Они пошли. Степан скоро пошагал своим тяжелым, хромающим шагом, чуть не побежал, но спохватился и сбавил. Алешка прыгал рядом… Торопился. Рассыпал иконки, остановился, стал наскоро подбирать их и совать за пазуху. И все что-то рассказывал атаману — звенел его чистый, юношеский голос. Степан ждал и взглядывал в нетерпении на храм.
К ним подошел Матвей; он тоже вознамерился пойти с атаманом.
— Ты, мол, обиженный, потому мажешь его такого! — рассказывал Алешка. — А я говорю: да ты что? Без ума, что ли, бьесся? Что это я на него обиженный? Он, что ли, ноги мне отнял?
— Степан Тимофеич, возьми меня с собой, — попросил Матвей. — Мне охота послухать, чего митрополит станет говорить.
— Пошли, — разрешил Степан.
Алешка собрал иконки. Пошли втроем. Вошли в храм.
Митрополит молился перед иконой Божьей Матери. На коленях. Увидев грозного атамана, вдруг поднялся с колен, поднял руку, как для проклятия…
— Анчихрист!.. Душегубец! Земля не примет тебя, врага господня! Смерти не предаст… — Митрополит, длинный, седой и суровый, сам внушал трепет и почтение.
— Молчи, козел! Пошто иконки Алешкины не велишь брать? — спросил Степан, меряясь со старцем гневным взглядом.
— Какие иконки? — Митрополит посмотрел на Алешку.
— Алешкины иконки! — повысил голос Степан.
— Мои иконки! — смело тоже заорал Алешка.

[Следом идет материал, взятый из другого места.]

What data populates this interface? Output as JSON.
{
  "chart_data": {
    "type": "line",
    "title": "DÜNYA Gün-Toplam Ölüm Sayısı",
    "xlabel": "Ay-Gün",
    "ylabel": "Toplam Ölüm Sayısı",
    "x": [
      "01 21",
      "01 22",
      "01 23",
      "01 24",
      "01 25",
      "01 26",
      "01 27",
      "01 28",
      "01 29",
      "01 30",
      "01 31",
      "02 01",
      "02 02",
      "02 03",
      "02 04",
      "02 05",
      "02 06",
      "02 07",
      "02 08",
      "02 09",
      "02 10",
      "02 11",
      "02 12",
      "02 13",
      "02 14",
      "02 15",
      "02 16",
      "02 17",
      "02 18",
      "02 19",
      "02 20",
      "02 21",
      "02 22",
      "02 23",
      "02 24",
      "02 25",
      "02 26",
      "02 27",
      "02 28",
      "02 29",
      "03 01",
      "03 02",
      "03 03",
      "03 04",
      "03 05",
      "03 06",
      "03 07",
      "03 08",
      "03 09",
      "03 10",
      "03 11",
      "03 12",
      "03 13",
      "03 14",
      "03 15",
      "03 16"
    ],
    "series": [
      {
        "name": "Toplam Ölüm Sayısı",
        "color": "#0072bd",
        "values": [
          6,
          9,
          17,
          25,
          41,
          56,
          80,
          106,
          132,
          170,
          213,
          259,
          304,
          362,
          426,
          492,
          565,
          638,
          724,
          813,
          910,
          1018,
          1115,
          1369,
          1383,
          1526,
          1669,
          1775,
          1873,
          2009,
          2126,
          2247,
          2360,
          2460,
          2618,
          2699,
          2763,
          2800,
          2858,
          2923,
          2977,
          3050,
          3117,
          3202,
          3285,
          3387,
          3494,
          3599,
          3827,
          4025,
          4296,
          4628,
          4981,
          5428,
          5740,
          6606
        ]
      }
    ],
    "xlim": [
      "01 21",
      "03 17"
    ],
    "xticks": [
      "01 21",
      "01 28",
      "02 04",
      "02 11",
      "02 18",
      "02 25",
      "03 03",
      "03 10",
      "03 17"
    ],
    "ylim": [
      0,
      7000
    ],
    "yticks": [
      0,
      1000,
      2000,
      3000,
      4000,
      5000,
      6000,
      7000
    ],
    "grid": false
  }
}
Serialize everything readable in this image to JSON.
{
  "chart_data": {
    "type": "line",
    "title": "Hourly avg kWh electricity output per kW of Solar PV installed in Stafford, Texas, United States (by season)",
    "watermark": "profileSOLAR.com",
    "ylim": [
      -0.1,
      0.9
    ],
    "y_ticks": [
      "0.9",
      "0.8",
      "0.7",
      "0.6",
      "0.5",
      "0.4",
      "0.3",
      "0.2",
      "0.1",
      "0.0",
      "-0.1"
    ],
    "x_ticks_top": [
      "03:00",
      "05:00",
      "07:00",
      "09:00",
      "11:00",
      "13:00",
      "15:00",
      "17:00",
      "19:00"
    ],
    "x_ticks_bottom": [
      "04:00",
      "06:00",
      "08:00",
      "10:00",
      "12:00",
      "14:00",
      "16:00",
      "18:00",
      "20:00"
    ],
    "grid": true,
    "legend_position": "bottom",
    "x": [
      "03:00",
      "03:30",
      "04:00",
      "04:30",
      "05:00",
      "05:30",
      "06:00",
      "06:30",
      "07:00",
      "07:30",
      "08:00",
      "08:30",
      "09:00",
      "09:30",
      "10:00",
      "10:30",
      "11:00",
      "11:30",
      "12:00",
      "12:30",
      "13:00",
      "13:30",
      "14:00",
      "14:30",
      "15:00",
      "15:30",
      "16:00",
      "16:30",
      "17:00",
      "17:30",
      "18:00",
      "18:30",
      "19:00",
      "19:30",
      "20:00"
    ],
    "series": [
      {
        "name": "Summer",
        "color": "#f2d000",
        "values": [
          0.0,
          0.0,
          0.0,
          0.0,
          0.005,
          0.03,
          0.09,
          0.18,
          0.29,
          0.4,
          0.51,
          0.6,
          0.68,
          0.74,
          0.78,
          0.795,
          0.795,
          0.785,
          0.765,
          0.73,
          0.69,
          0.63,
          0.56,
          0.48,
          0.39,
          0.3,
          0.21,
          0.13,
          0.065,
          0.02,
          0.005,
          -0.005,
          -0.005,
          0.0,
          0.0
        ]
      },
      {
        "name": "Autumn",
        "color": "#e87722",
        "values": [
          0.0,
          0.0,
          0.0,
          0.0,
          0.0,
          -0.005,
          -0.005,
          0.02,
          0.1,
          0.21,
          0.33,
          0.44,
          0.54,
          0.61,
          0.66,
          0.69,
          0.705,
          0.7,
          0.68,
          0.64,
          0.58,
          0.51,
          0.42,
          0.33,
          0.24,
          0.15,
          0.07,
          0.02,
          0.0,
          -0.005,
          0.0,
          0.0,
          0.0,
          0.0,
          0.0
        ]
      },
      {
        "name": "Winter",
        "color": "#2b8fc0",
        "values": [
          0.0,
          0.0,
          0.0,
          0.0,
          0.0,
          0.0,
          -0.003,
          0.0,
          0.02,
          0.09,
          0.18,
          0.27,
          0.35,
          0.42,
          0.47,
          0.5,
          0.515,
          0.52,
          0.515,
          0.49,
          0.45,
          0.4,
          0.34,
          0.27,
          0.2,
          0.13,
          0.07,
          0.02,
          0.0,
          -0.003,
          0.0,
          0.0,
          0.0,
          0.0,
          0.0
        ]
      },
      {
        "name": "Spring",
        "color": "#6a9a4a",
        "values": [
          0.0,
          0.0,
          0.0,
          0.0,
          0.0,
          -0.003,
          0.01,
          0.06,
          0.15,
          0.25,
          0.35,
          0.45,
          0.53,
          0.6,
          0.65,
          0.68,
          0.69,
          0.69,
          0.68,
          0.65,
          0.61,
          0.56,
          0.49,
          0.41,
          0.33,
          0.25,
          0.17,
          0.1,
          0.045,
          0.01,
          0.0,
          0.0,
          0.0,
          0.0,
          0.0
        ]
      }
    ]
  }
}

— Ах, ябеда ты убогая! — воскликнул изумленный митрополит. — К кому пошел жалиться-то? К анчихристу! Он сам его растоптал, бога-то… А ты к ему же и жалиться! Ты вглядись: анчихрист! Вглядись! — Старик прямо показал на Разина. — Вглядись: огонь-то в глазах… свет-то в глазах — зеленый! — Митрополит все показывал на Степана и говорил громко, почти кричал. — Разуй его — там копытья!..
— Отвечай! — Степан подступил к митрополиту. — Чем плохой Исус? Скажи нам, чем плохой?! — Степан тоже закричал, невольно защищаясь, сбивая старца с высоты, которую тот обрел вдруг с этим «анчихристом» и рукой своей устрашающей.
— Охальник! На кого голос высишь?! — сказал Иосиф. — Есть ли крест на тебе? Есть ли крест?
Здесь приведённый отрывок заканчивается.